El efecto 'boomerang' de la abstención
El Brexit y la calamitosa victoria de Trump son claros ejemplos de cómo la falta de participación afecta a la ciudadanía.
El domingo se juega la final de la elección presidencial francesa: Macron- Le Pen. Un duelo bis repetita, porque el de 2017 se repite en 2022, aunque la foto final puede ser diferente.
Tradicionalmente, la noche de la segunda vuelta de las elecciones presidenciales francesas a las ocho de la tarde, en un momento de solemnidad casi teatral, aparece en las pantallas de los hogares la foto del vencedor. Hace cinco años, en 2017, Macron logró, como se esperaba, la victoria con más de 30 puntos de ventaja sobre Marine Le Pen. Pero este año, todos, los franceses y los europeos, vamos a contener la respiración segundos antes de conocer el resultado. Porque, esta vez, la posibilidad de que la extrema derecha se instale en el Elíseo es real. La participación o, mejor dicho, la abstención, podría ser clave.
El contexto político, social y económico ha cambiado mucho en estos últimos cinco años y ha frenado el afán reformista de Macron, que ha tenido que lidiar con las huelgas convocadas en contra de sus planes de reforma de las pensiones y las violentas protestas de los “chalecos amarillos”, contrarios a la subida de impuestos a los carburantes y el alto costo de la vida. Además, su mandato se ha visto trastocado por la pandemia de la COVID-19, a la que ahora se ha sumado la guerra de Putin. Una guerra que ha sacudido los mercados globales y cuyas consecuencias afectan directamente al bolsillo de los ciudadanos franceses, que ven desorientados cómo su poder adquisitivo sigue cayendo por esta acumulación de crisis que ha disparado la inflación y, en concreto, los precios del combustible y la energía.

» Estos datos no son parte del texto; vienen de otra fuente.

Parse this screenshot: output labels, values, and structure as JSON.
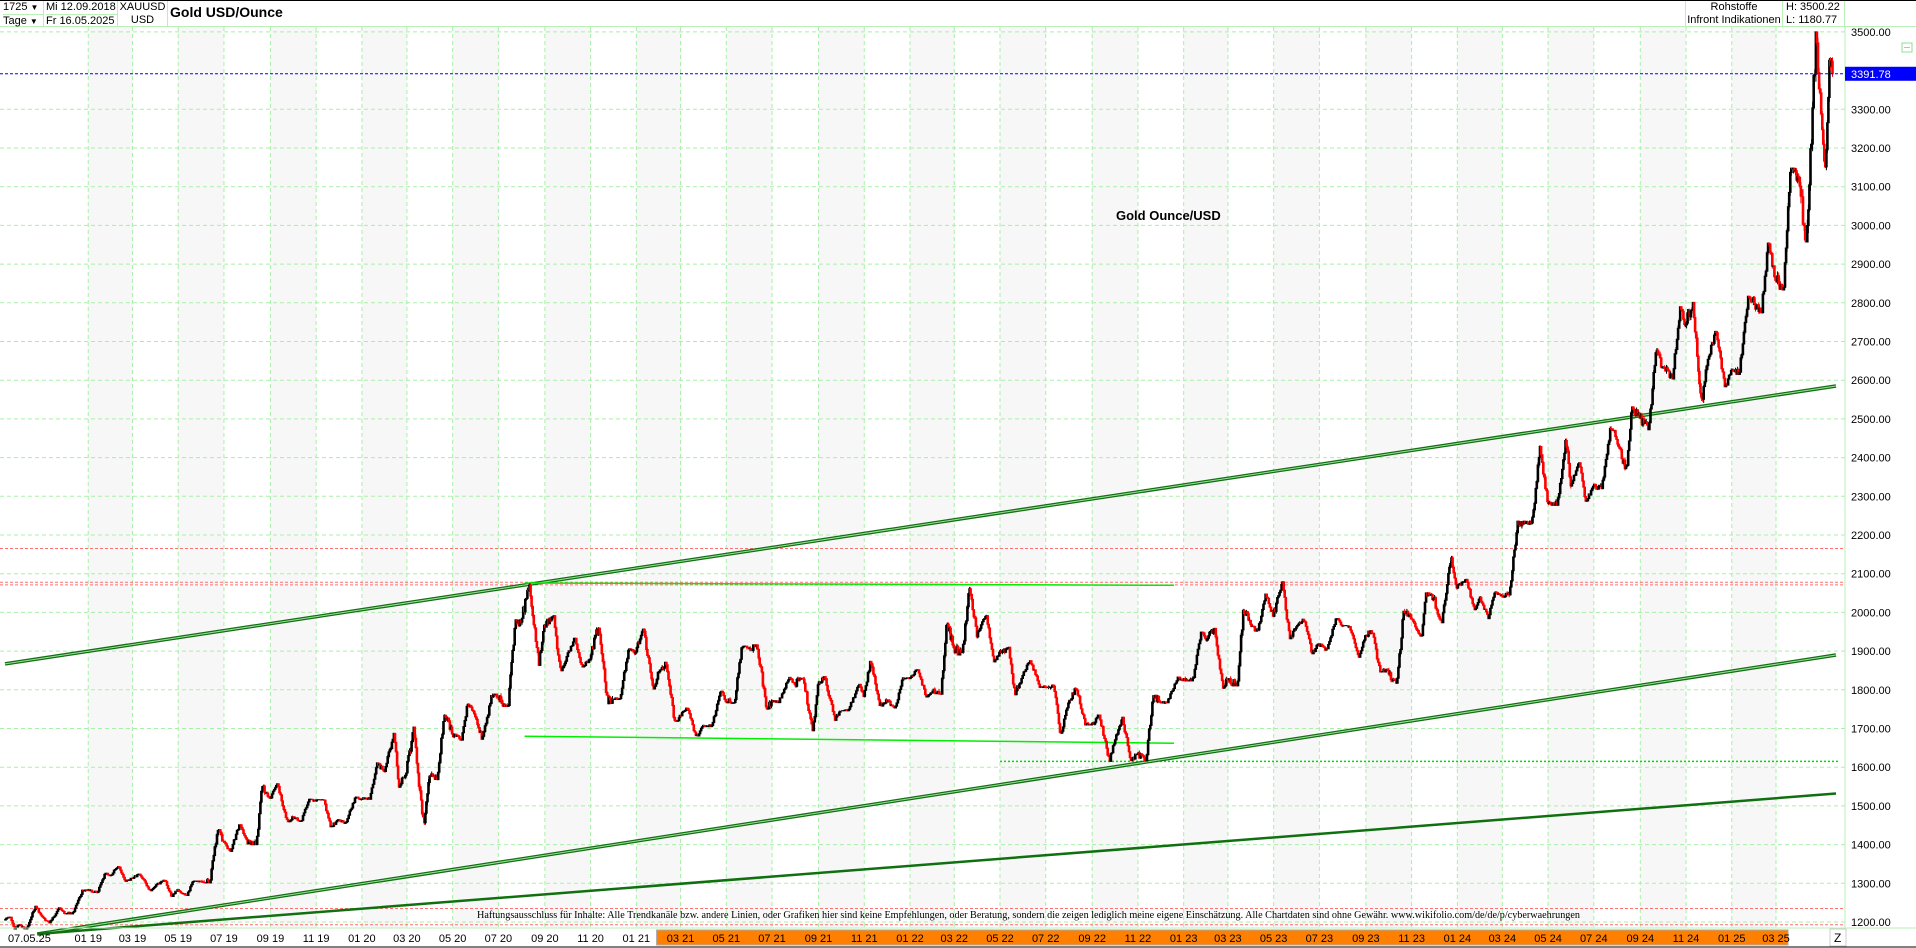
{
  "header": {
    "bars_count": "1725",
    "period": "Tage",
    "dropdown_icon": "triangle-down",
    "date_from": "Mi 12.09.2018",
    "date_to": "Fr 16.05.2025",
    "symbol": "XAUUSD",
    "currency": "USD",
    "title": "Gold USD/Ounce",
    "category": "Rohstoffe",
    "source": "Infront Indikationen",
    "high": "H: 3500.22",
    "low": "L: 1180.77"
  },
  "annotation_title": "Gold Ounce/USD",
  "disclaimer": "Haftungsausschluss für Inhalte: Alle Trendkanäle bzw. andere Linien, oder Grafiken hier sind keine Empfehlungen, oder Beratung, sondern die zeigen lediglich meine eigene Einschätzung. Alle Chartdaten sind ohne Gewähr. www.wikifolio.com/de/de/p/cyberwaehrungen",
  "last_price_label": "3391.78",
  "z_button": "Z",
  "colors": {
    "up": "#000000",
    "down": "#ff0000",
    "grid": "#a8f0a8",
    "last_price": "#0000ff",
    "highlight": "#ff8000",
    "trend_dark": "#107010",
    "trend_light": "#00ee00",
    "level_red": "#ff7070"
  },
  "chart_data": {
    "type": "candlestick",
    "title": "Gold USD/Ounce",
    "x_range": [
      "2018-09-12",
      "2025-05-16"
    ],
    "ylim": [
      1180,
      3520
    ],
    "y_ticks": [
      "1200.00",
      "1300.00",
      "1400.00",
      "1500.00",
      "1600.00",
      "1700.00",
      "1800.00",
      "1900.00",
      "2000.00",
      "2100.00",
      "2200.00",
      "2300.00",
      "2400.00",
      "2500.00",
      "2600.00",
      "2700.00",
      "2800.00",
      "2900.00",
      "3000.00",
      "3100.00",
      "3200.00",
      "3300.00",
      "3500.00"
    ],
    "x_first_label": "07.05.25",
    "x_ticks": [
      "01 19",
      "03 19",
      "05 19",
      "07 19",
      "09 19",
      "11 19",
      "01 20",
      "03 20",
      "05 20",
      "07 20",
      "09 20",
      "11 20",
      "01 21",
      "03 21",
      "05 21",
      "07 21",
      "09 21",
      "11 21",
      "01 22",
      "03 22",
      "05 22",
      "07 22",
      "09 22",
      "11 22",
      "01 23",
      "03 23",
      "05 23",
      "07 23",
      "09 23",
      "11 23",
      "01 24",
      "03 24",
      "05 24",
      "07 24",
      "09 24",
      "11 24",
      "01 25",
      "03 25"
    ],
    "x_highlight_from": "03 21",
    "grid": true,
    "last_price": 3391.78,
    "monthly_ohlc_columns": [
      "month",
      "open",
      "high",
      "low",
      "close"
    ],
    "monthly_ohlc": [
      [
        "2018-09",
        1205,
        1214,
        1182,
        1192
      ],
      [
        "2018-10",
        1192,
        1243,
        1182,
        1215
      ],
      [
        "2018-11",
        1215,
        1237,
        1196,
        1222
      ],
      [
        "2018-12",
        1222,
        1284,
        1221,
        1282
      ],
      [
        "2019-01",
        1282,
        1326,
        1276,
        1321
      ],
      [
        "2019-02",
        1321,
        1346,
        1303,
        1313
      ],
      [
        "2019-03",
        1313,
        1325,
        1281,
        1292
      ],
      [
        "2019-04",
        1292,
        1310,
        1266,
        1284
      ],
      [
        "2019-05",
        1284,
        1306,
        1266,
        1305
      ],
      [
        "2019-06",
        1305,
        1439,
        1301,
        1409
      ],
      [
        "2019-07",
        1409,
        1452,
        1382,
        1413
      ],
      [
        "2019-08",
        1413,
        1555,
        1400,
        1520
      ],
      [
        "2019-09",
        1520,
        1557,
        1459,
        1472
      ],
      [
        "2019-10",
        1472,
        1517,
        1460,
        1513
      ],
      [
        "2019-11",
        1513,
        1516,
        1445,
        1464
      ],
      [
        "2019-12",
        1464,
        1523,
        1454,
        1517
      ],
      [
        "2020-01",
        1517,
        1611,
        1517,
        1589
      ],
      [
        "2020-02",
        1589,
        1689,
        1548,
        1585
      ],
      [
        "2020-03",
        1585,
        1704,
        1451,
        1577
      ],
      [
        "2020-04",
        1577,
        1747,
        1568,
        1686
      ],
      [
        "2020-05",
        1686,
        1765,
        1670,
        1730
      ],
      [
        "2020-06",
        1730,
        1789,
        1671,
        1781
      ],
      [
        "2020-07",
        1781,
        1981,
        1757,
        1975
      ],
      [
        "2020-08",
        1975,
        2075,
        1863,
        1967
      ],
      [
        "2020-09",
        1967,
        1992,
        1849,
        1886
      ],
      [
        "2020-10",
        1886,
        1933,
        1859,
        1879
      ],
      [
        "2020-11",
        1879,
        1966,
        1764,
        1776
      ],
      [
        "2020-12",
        1776,
        1906,
        1775,
        1898
      ],
      [
        "2021-01",
        1898,
        1959,
        1802,
        1847
      ],
      [
        "2021-02",
        1847,
        1871,
        1717,
        1734
      ],
      [
        "2021-03",
        1734,
        1755,
        1677,
        1708
      ],
      [
        "2021-04",
        1708,
        1798,
        1705,
        1769
      ],
      [
        "2021-05",
        1769,
        1913,
        1765,
        1906
      ],
      [
        "2021-06",
        1906,
        1916,
        1750,
        1770
      ],
      [
        "2021-07",
        1770,
        1832,
        1767,
        1814
      ],
      [
        "2021-08",
        1814,
        1834,
        1688,
        1813
      ],
      [
        "2021-09",
        1813,
        1834,
        1721,
        1743
      ],
      [
        "2021-10",
        1743,
        1814,
        1746,
        1783
      ],
      [
        "2021-11",
        1783,
        1877,
        1758,
        1774
      ],
      [
        "2021-12",
        1774,
        1831,
        1753,
        1829
      ],
      [
        "2022-01",
        1829,
        1853,
        1780,
        1797
      ],
      [
        "2022-02",
        1797,
        1974,
        1788,
        1909
      ],
      [
        "2022-03",
        1909,
        2070,
        1890,
        1937
      ],
      [
        "2022-04",
        1937,
        1998,
        1872,
        1897
      ],
      [
        "2022-05",
        1897,
        1910,
        1787,
        1837
      ],
      [
        "2022-06",
        1837,
        1879,
        1806,
        1807
      ],
      [
        "2022-07",
        1807,
        1814,
        1681,
        1766
      ],
      [
        "2022-08",
        1766,
        1808,
        1709,
        1711
      ],
      [
        "2022-09",
        1711,
        1735,
        1615,
        1660
      ],
      [
        "2022-10",
        1660,
        1730,
        1617,
        1633
      ],
      [
        "2022-11",
        1633,
        1786,
        1616,
        1768
      ],
      [
        "2022-12",
        1768,
        1833,
        1765,
        1824
      ],
      [
        "2023-01",
        1824,
        1949,
        1823,
        1928
      ],
      [
        "2023-02",
        1928,
        1959,
        1804,
        1827
      ],
      [
        "2023-03",
        1827,
        2009,
        1810,
        1969
      ],
      [
        "2023-04",
        1969,
        2048,
        1949,
        1990
      ],
      [
        "2023-05",
        1990,
        2079,
        1932,
        1963
      ],
      [
        "2023-06",
        1963,
        1984,
        1893,
        1919
      ],
      [
        "2023-07",
        1919,
        1987,
        1902,
        1965
      ],
      [
        "2023-08",
        1965,
        1966,
        1884,
        1940
      ],
      [
        "2023-09",
        1940,
        1953,
        1846,
        1849
      ],
      [
        "2023-10",
        1849,
        2009,
        1810,
        1983
      ],
      [
        "2023-11",
        1983,
        2052,
        1931,
        2036
      ],
      [
        "2023-12",
        2036,
        2146,
        1973,
        2063
      ],
      [
        "2024-01",
        2063,
        2088,
        2001,
        2039
      ],
      [
        "2024-02",
        2039,
        2055,
        1984,
        2044
      ],
      [
        "2024-03",
        2044,
        2236,
        2039,
        2230
      ],
      [
        "2024-04",
        2230,
        2432,
        2228,
        2286
      ],
      [
        "2024-05",
        2286,
        2450,
        2277,
        2327
      ],
      [
        "2024-06",
        2327,
        2388,
        2287,
        2326
      ],
      [
        "2024-07",
        2326,
        2484,
        2318,
        2447
      ],
      [
        "2024-08",
        2447,
        2531,
        2364,
        2503
      ],
      [
        "2024-09",
        2503,
        2685,
        2472,
        2634
      ],
      [
        "2024-10",
        2634,
        2790,
        2603,
        2744
      ],
      [
        "2024-11",
        2744,
        2801,
        2537,
        2654
      ],
      [
        "2024-12",
        2654,
        2726,
        2583,
        2625
      ],
      [
        "2025-01",
        2625,
        2817,
        2615,
        2798
      ],
      [
        "2025-02",
        2798,
        2956,
        2772,
        2858
      ],
      [
        "2025-03",
        2858,
        3148,
        2833,
        3124
      ],
      [
        "2025-04",
        3124,
        3500,
        2957,
        3288
      ],
      [
        "2025-05",
        3288,
        3435,
        3121,
        3392
      ]
    ],
    "trend_lines": [
      {
        "style": "dark-double",
        "from": [
          "2018-09-12",
          1867
        ],
        "to": [
          "2025-05-20",
          2585
        ]
      },
      {
        "style": "dark-double",
        "from": [
          "2018-10-25",
          1169
        ],
        "to": [
          "2025-05-20",
          1890
        ]
      },
      {
        "style": "dark-thick",
        "from": [
          "2018-10-25",
          1169
        ],
        "to": [
          "2025-05-20",
          1532
        ]
      },
      {
        "style": "light",
        "from": [
          "2020-08-05",
          2076
        ],
        "to": [
          "2022-12-19",
          2070
        ]
      },
      {
        "style": "light",
        "from": [
          "2020-08-05",
          1680
        ],
        "to": [
          "2022-12-19",
          1662
        ]
      }
    ],
    "horizontal_levels": [
      {
        "style": "red-dashed",
        "price": 2165
      },
      {
        "style": "red-dashed",
        "price": 2078
      },
      {
        "style": "red-dashed",
        "price": 2071
      },
      {
        "style": "red-dashed",
        "price": 1235
      },
      {
        "style": "red-dashed",
        "price": 1193
      },
      {
        "style": "green-dotted",
        "price": 1615
      }
    ]
  }
}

A nivel sociopolítico, las disparidades económicas y sociales entre las zonas urbanas y rurales explican la polarización política que ha barrido prácticamente del mapa electoral a los partidos tradicionales, que ya no son vistos con capacidad de resolver los grandes problemas que preocupan a la ciudadanía. El Partido Socialista, que gobernaba hasta 2017, obtuvo apenas un 1,75% de los sufragios, mientras que Los Republicanos, el partido histórico de la derecha moderada, apenas alcanzó el 4,78%. Ambas fuerzas políticas, en caída libre desde 2017, junto con Los Verdes, que obtuvieron tan solo un 4,63%, a pesar de las múltiples manifestaciones de jóvenes en las calles contra el cambio climático, se enfrentan ahora, además, a una grave crisis económica, que puede ser su puntilla (a nivel nacional, porque aún tienen un poder local importante), ya que el Estado francés no reembolsa los gastos de campaña a los partidos que no alcancen el umbral del 5% de votación. Es la evidencia de que están al borde de la quiebra y que deben tomar conciencia de que los partidos pueden morir.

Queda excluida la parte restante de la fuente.